The numbers in parenthesis indicate the percentage of improvement
in the score over that obtained by the G.729 standard. In general,
all the improved G.729 standards achieved a higher SPG score than
did the G.729 standard while maintaining the subjective quality (as
indicated by PESQ) obtained by the G.729 standard to within less
than a couple of percentage points. Because all the improved G.729
standards, except for that using w1, require a lower number of
window samples per frame and, in most cases, have a lower buffering
requirement, they can be implemented at a reduced computational
cost and, in most cases, with a lower coding delay. Additionally,
the improved G.729 standard using w1 or w2 can be implemented in
situations that require quality higher subjective quality than the
G.729 standard can supply.
[0096] Implementations and embodiments of alternate window
optimization procedures, LSP interpolation factor optimization
procedures, joint window and interpolation factor optimization
procedures, optimized G.729 windows, optimized G.729 LSP
interpolation factors, improved LPA procedures and improved G.729
standards include computer readable software code. Such code may be
stored on a processor, a memory device or on any other computer
readable storage medium. Alternatively, the software code may be
encoded in a computer readable electronic or optical signal. The
code may be object code or any other code describing or controlling
the functionality described herein. The computer readable storage
medium may be a magnetic storage disk such as a floppy disk, an
optical disk such as a CD-ROM, semiconductor memory or any other
physical object storing program code or associated data.
[0097] The alternate window optimization procedures, LSP
interpolation factor optimization procedures, joint window and LSP
interpolation factor optimization procedures, optimized G.729
windows, optimized G.729 LSP interpolation factors, improved LPA
procedures and improved G.729 standards may be implemented in an
optimization device 500, as shown in FIG. 13, alone or in any
combination. The optimization device 500 generally includes an
optimization unit 502 and may also include an interface unit 504.

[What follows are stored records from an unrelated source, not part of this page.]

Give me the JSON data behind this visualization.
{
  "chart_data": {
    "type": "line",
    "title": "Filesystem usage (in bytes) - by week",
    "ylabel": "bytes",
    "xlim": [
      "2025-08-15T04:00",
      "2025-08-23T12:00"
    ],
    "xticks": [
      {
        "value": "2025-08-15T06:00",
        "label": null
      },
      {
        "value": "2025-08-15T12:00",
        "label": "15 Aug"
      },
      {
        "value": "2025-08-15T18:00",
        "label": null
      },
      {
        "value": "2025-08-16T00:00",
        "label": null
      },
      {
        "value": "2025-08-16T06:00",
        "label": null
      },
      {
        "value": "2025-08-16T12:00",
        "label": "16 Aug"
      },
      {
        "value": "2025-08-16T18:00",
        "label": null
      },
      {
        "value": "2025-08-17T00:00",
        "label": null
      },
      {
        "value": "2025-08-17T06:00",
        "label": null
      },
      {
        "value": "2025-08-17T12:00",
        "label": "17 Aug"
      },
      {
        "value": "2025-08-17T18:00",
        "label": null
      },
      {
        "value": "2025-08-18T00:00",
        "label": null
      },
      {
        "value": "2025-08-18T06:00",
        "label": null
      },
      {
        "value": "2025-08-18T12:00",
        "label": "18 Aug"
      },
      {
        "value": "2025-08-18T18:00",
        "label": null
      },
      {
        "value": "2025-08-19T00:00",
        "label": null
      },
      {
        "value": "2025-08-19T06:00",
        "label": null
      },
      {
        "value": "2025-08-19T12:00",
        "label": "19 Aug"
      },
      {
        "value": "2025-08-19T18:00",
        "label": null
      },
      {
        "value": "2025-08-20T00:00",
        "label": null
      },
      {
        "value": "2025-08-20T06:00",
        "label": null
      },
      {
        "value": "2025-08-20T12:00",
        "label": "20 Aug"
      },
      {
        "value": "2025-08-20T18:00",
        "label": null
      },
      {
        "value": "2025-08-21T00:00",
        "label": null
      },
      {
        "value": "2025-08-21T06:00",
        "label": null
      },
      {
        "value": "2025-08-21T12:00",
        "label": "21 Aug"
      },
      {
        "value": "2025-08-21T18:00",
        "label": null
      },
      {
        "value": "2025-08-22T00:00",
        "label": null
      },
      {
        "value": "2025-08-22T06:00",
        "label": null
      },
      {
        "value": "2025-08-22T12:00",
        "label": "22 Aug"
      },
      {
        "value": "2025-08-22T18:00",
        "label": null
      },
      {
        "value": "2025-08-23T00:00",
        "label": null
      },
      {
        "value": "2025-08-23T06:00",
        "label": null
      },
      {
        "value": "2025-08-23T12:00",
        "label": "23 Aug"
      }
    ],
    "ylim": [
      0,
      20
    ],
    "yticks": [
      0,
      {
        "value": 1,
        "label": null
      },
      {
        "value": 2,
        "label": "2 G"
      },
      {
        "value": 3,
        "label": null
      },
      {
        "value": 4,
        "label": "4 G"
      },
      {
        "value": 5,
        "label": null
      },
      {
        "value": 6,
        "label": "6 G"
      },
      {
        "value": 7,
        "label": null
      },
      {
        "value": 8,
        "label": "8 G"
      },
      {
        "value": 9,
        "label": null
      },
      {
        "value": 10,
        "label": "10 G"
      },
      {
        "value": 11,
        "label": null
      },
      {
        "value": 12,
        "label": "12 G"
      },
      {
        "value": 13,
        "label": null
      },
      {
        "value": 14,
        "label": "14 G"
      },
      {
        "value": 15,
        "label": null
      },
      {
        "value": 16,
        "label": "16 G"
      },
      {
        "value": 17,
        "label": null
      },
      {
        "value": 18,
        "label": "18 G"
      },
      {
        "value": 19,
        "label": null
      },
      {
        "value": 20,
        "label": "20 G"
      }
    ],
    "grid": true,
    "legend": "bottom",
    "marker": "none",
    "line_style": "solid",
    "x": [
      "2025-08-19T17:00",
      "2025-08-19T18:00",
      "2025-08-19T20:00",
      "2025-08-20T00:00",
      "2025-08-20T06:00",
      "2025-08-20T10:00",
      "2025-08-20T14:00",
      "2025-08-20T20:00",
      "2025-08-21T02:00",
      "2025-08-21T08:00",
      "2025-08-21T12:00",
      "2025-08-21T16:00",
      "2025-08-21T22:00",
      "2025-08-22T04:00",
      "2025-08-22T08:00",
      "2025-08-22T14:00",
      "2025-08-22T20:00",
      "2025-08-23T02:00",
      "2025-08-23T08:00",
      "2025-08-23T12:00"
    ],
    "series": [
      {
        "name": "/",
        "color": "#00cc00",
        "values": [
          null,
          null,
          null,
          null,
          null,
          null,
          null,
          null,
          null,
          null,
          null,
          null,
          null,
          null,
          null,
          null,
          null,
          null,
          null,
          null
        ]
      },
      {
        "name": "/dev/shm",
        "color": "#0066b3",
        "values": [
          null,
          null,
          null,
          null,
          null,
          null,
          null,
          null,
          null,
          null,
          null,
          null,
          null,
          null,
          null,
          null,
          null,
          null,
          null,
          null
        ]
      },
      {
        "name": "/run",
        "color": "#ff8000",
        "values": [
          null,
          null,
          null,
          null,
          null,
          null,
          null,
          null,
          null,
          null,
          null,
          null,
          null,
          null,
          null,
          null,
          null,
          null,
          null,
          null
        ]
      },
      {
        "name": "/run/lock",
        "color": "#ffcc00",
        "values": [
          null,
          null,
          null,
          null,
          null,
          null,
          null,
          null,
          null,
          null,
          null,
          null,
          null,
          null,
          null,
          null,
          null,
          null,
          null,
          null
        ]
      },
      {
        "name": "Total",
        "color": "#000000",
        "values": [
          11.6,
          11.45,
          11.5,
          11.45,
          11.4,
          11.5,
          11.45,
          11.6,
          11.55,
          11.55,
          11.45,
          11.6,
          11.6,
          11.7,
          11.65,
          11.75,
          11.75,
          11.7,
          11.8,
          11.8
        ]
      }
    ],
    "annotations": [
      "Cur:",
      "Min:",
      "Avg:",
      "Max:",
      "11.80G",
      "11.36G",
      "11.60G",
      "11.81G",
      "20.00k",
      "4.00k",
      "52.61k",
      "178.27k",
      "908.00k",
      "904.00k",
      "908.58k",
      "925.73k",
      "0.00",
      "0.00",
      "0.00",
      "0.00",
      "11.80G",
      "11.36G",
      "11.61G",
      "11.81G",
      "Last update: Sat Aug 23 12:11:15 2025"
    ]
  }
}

The optimization unit 502 includes a processor 520 coupled to a
memory device 516. The memory device 518 may be any type of fixed
or removable digital storage device and (if needed) a device for
reading the digital storage device including, floppy disks and
floppy drives, CD-ROM disks and drives, optical disks and drives,
hard-drives, RAM, ROM and other such devices for storing digital
information. The processor 520 may be any type of apparatus used to
process digital information. The memory device 518 may store a
speech signal, a G.729 window, a rectangular window, an LSP
interpolation factor, at least one optimized window; at least one
LSP interpolation factor, at least one LPA procedure, or any
combination of the foregoing. Upon the relevant request from the
processor 520 via a processor signal 522, the memory communicates
the requested information via a memory signal 524 to the processor
520.
[0098] The interface unit 504 generally includes an input device
514 and an output device 516. The output device 516 receives
information from the processor 520 via a second processor signal
512 and may be any type of visual, manual, audio, electronic or
electromagnetic device capable of communicating information from a
processor or memory to a person or other processor or memory.
Examples of output devices include, but are not limited to,
monitors, speakers, liquid crystal displays, networks, buses, and
interfaces. The input device 514 communicates information to the
processor via an input signal 510 and may be any type of visual,
manual, mechanical, audio, electronic, or electromagnetic device
capable of communicating information from a person or processor or
memory to a processor or memory. Examples of input devices include
keyboards, microphones, voice recognition systems, trackballs,
mice, networks, buses, and interfaces. Alternatively, the input and
output devices 514 and 516, respectively, may be included in a
single device such as a touch screen, computer, processor or memory
coupled to the processor via a network.
[0099] For example, in one embodiment, the optimization device 500
optimizes the window used by the G.729 standard. In this
embodiment, the G.729 window or a rectangular window and an
alternate window optimization procedure are stored in the memory
device 518. Training data may then be input into the memory device
518 by entering the training data into the input device 514. The
input device 514 then communicates the training data to the
processor via the input signal 510, where the processor 520
communicates the training data to the memory device 518 via
processor signal 522. In response to a request that may come from
the input device 514, the processor 520 requests the alternate
window optimization routine from the memory device 518 via the
processor signal 522 and the memory. The processor 520 makes
another request to the memory device 518 for the G.729 window or a
rectangular window. After the memory device 518 communicates the
window to the processor 520, the processor 520 runs the alternate
window optimization routine to produce an optimized G.729 window.
The optimized G.729 window may be communicated to the output device
516 via the second processor signal 512 and/or communicated to the
memory device 518 via the processor signal 512 for storage. In a
similar manner, the optimization device may be used to optimize an
LSP interpolation factor or jointly optimize the window and LSP
interpolation factor. Furthermore, the optimization device may be
used to implement an improved G.729 standard.
[0100] Although the methods and apparatuses disclosed herein have
been described in terms of specific embodiments and applications,
persons skilled in the art can, in light of this teaching, generate
additional embodiments without exceeding the scope or departing
from the spirit of the claimed invention.
* * * * *